Les taches de rousseur sont des chaînes de petits grains orientés de manière aléatoire qui apparaissent à la surface et en sous-surface des pièces coulées à solidification directionnelle (DS) ou monocristallines (SX). Elles sont causées par la convection thermosolutale pendant la solidification. Lorsque l'alliage se solidifie, les éléments plus lourds (comme W, Ta, Re) sont rejetés dans le liquide, créant des canaux denses et riches en soluté qui peuvent couler et former des "panaches" convectifs. Ces panaches refondent la structure dendritique, conduisant à une recristallisation localisée et à la formation de taches de rousseur. La résistance à ce défaut est donc liée à la composition de l'alliage et au gradient de densité résultant dans le liquide interdendritique.
La propension à la formation de taches de rousseur est fortement influencée par la teneur en éléments réfractaires lourds.
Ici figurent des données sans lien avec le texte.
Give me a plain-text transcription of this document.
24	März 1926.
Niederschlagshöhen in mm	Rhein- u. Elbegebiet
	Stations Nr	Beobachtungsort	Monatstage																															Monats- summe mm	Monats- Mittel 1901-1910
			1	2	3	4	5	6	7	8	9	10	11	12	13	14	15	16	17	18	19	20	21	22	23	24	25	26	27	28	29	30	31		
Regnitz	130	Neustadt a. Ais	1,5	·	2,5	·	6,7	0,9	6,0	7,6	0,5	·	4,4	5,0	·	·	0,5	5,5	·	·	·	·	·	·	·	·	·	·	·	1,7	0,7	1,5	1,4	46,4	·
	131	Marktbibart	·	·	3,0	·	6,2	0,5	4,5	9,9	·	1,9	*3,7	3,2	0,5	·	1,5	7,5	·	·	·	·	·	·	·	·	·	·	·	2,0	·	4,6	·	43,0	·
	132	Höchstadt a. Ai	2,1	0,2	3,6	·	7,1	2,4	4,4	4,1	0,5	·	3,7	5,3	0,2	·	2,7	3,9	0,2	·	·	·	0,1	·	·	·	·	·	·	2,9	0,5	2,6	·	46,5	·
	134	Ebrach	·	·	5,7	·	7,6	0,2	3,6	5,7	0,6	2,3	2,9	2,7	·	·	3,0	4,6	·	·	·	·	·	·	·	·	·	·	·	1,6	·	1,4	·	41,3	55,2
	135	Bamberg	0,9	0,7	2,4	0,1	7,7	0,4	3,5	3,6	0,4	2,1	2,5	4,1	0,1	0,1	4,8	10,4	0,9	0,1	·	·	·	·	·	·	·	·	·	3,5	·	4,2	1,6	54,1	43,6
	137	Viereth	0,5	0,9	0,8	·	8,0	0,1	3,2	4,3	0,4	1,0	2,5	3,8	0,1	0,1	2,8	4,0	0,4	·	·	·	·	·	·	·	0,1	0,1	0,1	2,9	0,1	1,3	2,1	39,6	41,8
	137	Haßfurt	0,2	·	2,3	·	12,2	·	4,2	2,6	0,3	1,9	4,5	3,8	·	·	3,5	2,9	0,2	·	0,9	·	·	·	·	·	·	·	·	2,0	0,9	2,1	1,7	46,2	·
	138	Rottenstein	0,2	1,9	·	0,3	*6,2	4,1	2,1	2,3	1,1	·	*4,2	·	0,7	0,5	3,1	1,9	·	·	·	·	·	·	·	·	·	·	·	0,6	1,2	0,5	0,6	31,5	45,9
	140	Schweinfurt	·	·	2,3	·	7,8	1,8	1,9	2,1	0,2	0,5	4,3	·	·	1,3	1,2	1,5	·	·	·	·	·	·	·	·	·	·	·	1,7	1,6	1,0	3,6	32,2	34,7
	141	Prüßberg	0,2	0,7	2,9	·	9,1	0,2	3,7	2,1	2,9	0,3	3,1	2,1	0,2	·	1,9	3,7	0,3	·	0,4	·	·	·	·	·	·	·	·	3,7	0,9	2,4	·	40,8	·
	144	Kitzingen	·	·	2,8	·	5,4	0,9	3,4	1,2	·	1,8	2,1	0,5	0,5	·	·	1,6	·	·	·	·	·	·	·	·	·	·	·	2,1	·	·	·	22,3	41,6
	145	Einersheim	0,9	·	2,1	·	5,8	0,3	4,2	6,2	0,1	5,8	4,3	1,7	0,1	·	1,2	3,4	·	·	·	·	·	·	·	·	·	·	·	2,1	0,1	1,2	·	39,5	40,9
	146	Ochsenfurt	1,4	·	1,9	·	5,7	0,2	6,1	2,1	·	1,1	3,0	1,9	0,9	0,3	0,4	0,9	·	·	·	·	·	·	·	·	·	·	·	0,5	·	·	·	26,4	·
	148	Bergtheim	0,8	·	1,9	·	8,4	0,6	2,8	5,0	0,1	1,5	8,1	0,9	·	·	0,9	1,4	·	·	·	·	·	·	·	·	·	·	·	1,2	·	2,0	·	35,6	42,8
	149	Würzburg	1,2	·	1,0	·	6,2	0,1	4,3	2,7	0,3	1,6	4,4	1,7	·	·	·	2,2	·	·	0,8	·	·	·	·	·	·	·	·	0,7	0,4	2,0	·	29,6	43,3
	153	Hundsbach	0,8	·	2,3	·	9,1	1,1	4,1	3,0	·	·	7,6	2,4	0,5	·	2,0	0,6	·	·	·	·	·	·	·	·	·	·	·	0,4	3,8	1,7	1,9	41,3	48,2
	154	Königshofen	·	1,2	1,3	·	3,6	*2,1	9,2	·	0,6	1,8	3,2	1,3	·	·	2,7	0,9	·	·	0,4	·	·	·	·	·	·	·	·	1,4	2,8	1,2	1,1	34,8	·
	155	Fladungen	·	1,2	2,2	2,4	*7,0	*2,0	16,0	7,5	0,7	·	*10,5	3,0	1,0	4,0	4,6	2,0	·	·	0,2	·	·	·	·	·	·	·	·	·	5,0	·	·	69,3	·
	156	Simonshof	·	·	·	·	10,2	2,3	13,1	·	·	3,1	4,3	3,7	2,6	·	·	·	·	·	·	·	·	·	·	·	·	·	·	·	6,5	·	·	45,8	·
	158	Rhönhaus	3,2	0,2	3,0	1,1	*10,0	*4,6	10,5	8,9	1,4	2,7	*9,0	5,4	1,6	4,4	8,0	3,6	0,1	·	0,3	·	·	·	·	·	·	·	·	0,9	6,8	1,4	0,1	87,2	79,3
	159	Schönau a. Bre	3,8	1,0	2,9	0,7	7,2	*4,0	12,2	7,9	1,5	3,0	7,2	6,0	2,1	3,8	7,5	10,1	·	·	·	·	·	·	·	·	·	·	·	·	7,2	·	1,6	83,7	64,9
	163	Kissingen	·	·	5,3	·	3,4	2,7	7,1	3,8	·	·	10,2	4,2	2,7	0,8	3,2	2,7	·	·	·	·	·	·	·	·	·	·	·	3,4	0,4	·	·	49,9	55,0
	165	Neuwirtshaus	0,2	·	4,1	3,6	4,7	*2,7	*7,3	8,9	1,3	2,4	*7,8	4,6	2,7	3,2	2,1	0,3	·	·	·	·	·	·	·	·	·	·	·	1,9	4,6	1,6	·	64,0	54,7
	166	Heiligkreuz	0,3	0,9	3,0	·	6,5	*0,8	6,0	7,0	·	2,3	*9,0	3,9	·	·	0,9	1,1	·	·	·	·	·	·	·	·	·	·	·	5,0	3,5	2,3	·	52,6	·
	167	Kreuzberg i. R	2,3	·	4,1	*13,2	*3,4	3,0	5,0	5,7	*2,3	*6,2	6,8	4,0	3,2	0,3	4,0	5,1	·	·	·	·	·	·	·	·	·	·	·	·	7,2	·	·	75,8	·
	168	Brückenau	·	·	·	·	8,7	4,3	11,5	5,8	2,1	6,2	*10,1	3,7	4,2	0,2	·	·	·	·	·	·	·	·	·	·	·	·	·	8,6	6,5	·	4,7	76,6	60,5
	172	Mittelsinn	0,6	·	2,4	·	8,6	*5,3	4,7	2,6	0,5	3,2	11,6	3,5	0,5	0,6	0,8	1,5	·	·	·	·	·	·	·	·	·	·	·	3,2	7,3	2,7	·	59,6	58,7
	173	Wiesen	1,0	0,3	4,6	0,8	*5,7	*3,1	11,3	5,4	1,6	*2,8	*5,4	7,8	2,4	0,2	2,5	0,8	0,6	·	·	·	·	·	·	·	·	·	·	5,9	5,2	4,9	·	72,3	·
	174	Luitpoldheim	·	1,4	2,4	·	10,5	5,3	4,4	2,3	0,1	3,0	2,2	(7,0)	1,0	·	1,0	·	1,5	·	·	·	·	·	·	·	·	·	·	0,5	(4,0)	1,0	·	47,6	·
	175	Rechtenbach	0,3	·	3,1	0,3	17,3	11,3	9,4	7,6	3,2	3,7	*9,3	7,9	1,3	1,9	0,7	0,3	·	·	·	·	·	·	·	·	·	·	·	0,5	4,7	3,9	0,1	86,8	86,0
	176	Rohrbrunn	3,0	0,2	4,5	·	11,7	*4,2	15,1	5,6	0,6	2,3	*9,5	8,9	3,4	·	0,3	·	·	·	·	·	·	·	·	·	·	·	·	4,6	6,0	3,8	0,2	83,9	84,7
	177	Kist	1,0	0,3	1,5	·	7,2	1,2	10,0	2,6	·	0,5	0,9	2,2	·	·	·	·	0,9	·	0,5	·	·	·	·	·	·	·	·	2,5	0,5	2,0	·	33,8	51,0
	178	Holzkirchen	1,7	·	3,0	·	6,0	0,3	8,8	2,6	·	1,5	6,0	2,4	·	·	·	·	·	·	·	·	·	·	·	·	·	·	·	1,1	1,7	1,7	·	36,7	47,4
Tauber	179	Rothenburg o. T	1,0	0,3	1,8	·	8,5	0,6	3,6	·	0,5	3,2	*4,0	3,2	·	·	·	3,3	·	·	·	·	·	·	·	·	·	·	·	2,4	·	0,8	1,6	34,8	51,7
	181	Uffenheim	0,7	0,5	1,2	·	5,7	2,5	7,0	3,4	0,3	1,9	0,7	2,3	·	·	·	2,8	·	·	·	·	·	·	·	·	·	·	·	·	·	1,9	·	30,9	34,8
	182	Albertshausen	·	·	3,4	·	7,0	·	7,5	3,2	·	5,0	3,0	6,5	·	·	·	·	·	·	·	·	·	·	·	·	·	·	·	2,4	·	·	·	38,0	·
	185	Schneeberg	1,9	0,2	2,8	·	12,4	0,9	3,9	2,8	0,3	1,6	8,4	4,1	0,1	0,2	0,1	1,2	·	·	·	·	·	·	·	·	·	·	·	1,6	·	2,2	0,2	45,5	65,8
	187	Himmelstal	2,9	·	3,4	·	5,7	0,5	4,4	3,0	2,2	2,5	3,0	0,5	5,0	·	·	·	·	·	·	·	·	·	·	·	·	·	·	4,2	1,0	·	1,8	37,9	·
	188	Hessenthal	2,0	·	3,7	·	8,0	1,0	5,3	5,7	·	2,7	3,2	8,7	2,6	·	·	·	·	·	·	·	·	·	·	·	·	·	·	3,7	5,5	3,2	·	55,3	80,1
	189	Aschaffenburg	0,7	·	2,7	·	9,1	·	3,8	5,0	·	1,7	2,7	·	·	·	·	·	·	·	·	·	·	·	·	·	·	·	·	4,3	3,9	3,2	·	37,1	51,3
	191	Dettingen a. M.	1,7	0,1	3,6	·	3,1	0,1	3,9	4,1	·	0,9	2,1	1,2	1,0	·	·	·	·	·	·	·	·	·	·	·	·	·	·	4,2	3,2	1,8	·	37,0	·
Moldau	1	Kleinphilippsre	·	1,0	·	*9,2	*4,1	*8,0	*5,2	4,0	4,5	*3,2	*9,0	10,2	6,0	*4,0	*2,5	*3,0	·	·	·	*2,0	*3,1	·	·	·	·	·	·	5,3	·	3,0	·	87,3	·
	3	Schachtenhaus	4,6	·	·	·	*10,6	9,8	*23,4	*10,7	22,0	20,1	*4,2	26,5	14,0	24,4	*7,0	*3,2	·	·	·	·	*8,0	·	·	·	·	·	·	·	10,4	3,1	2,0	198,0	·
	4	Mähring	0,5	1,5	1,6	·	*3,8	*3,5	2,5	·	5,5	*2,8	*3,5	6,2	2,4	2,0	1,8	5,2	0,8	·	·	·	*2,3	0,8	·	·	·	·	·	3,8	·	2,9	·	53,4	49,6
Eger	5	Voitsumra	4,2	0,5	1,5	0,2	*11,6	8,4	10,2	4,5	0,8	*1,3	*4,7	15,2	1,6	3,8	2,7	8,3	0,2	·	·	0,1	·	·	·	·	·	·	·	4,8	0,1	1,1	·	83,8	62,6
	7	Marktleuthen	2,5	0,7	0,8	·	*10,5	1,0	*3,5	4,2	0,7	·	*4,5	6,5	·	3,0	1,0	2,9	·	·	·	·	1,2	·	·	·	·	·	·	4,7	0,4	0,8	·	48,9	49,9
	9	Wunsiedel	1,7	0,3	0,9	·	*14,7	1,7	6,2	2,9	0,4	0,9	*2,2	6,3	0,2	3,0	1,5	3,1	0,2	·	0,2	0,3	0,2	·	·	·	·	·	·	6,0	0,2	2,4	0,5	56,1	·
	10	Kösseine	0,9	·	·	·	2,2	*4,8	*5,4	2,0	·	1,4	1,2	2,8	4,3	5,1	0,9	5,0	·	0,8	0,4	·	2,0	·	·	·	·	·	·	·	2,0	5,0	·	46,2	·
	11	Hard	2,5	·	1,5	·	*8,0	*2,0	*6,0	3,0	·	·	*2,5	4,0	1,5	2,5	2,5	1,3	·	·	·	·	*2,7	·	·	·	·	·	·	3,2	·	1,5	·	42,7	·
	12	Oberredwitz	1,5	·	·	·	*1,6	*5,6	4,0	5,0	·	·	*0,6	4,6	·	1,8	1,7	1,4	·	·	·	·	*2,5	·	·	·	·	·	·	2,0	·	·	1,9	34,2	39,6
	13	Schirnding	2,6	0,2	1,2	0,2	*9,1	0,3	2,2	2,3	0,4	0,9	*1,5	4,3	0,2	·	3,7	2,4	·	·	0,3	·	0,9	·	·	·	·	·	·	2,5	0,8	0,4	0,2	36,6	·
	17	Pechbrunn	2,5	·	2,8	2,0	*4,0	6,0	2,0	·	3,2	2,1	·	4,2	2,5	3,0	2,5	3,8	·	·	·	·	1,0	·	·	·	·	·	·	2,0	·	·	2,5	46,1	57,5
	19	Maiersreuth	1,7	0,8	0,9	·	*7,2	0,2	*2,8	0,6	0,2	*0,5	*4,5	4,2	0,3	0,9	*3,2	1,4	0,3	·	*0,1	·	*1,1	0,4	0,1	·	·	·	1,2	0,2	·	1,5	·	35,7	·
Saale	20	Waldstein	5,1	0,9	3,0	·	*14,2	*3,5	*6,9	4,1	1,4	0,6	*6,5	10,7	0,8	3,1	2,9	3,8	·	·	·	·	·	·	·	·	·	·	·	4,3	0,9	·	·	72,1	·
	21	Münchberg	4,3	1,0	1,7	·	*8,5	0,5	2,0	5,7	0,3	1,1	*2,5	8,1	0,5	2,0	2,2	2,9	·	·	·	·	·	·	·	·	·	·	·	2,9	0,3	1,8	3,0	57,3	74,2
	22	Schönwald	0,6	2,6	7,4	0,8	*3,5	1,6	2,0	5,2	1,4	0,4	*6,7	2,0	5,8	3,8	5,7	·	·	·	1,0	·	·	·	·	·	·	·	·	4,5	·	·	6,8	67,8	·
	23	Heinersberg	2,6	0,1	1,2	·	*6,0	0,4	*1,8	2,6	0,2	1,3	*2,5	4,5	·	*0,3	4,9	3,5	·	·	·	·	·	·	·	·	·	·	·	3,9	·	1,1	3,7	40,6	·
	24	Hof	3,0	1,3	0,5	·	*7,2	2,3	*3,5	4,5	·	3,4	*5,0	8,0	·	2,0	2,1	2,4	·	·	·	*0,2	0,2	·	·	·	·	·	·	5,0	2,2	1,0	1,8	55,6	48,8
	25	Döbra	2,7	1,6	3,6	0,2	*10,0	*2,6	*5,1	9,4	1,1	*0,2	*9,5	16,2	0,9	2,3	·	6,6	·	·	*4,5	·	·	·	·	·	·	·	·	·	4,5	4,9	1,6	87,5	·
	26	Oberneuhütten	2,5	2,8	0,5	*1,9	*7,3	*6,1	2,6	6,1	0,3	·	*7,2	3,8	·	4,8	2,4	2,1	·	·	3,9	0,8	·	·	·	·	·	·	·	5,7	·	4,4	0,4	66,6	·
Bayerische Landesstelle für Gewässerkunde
Les alliages de première génération présentent généralement une résistance inhérente plus grande. Les alliages SX de première génération comme PWA 1480 et CMSX-2, qui ne contiennent pas de rhénium (Re) et des niveaux modérés de tungstène (W) et de tantale (Ta), ont une fenêtre de procédé plus large et une tendance moindre à la formation de taches de rousseur. La recherche d'une capacité à plus haute température a conduit à l'ajout de Re dans les alliages de deuxième génération (par ex., PWA 1484, CMSX-4, René N5), ce qui a malheureusement augmenté l'inversion de densité et les a rendus plus sensibles à la formation de taches de rousseur, nécessitant un contrôle de procédé beaucoup plus strict pendant la coulée à la cire perdue sous vide.
Pour lutter contre cela, les alliages des générations ultérieures ont incorporé des stratégies de conception pour améliorer la coulabilité. Les principaux exemples d'alliages connus pour un meilleur équilibre entre performance et résistance aux taches de rousseur incluent :
CMSX-4® : Bien qu'étant un alliage de 2e génération contenant du Re, il est devenu une référence grâce à une optimisation poussée du procédé. Sa composition représente un compromis soigneusement calibré qui permet une production fiable.
CMSX-10K® / CMSX-8 : Ces alliages ont été spécifiquement développés avec des rapports Ta/Re modifiés pour réduire la force motrice de l'instabilité convective, améliorant la résistance aux taches de rousseur par rapport aux autres alliages de 3e génération à haute teneur en Re.
Alliages contenant du ruthénium (par ex., 4e & 5e Gen) : L'ajout de ruthénium (Ru) dans des alliages comme TMS-138 (4e génération) et TMS-196 (5e génération) améliore non seulement la stabilité à haute température, mais aide aussi à supprimer la formation de phases topologiquement proches (TCP), influençant indirectement la voie de solidification pour la rendre plus robuste contre les défauts.
Variantes à faible Re/haute teneur en Ta : Certains alliages dérivés sont conçus avec une teneur plus faible en Re et plus élevée en Ta pour maintenir les performances tout en réduisant significativement la tendance à la formation de taches de rousseur, les rendant plus adaptés aux composants complexes à parois minces dans les moteurs aérospatiaux.
Il est primordial de noter que même l'alliage le plus résistant peut former des taches de rousseur dans de mauvaises conditions de coulée. La principale défense est le contrôle précis du gradient thermique (G) et de la vitesse de retrait (V). Un rapport G/V élevé est crucial pour supprimer la convection. Par conséquent, le choix d'un alliage "plus indulgent" comme le CMSX-4 ou d'une variante spécialement conçue doit être couplé à des paramètres optimisés de coulée SX et à une conception robuste du moule pour produire avec succès des pièces sans défaut pour des applications critiques.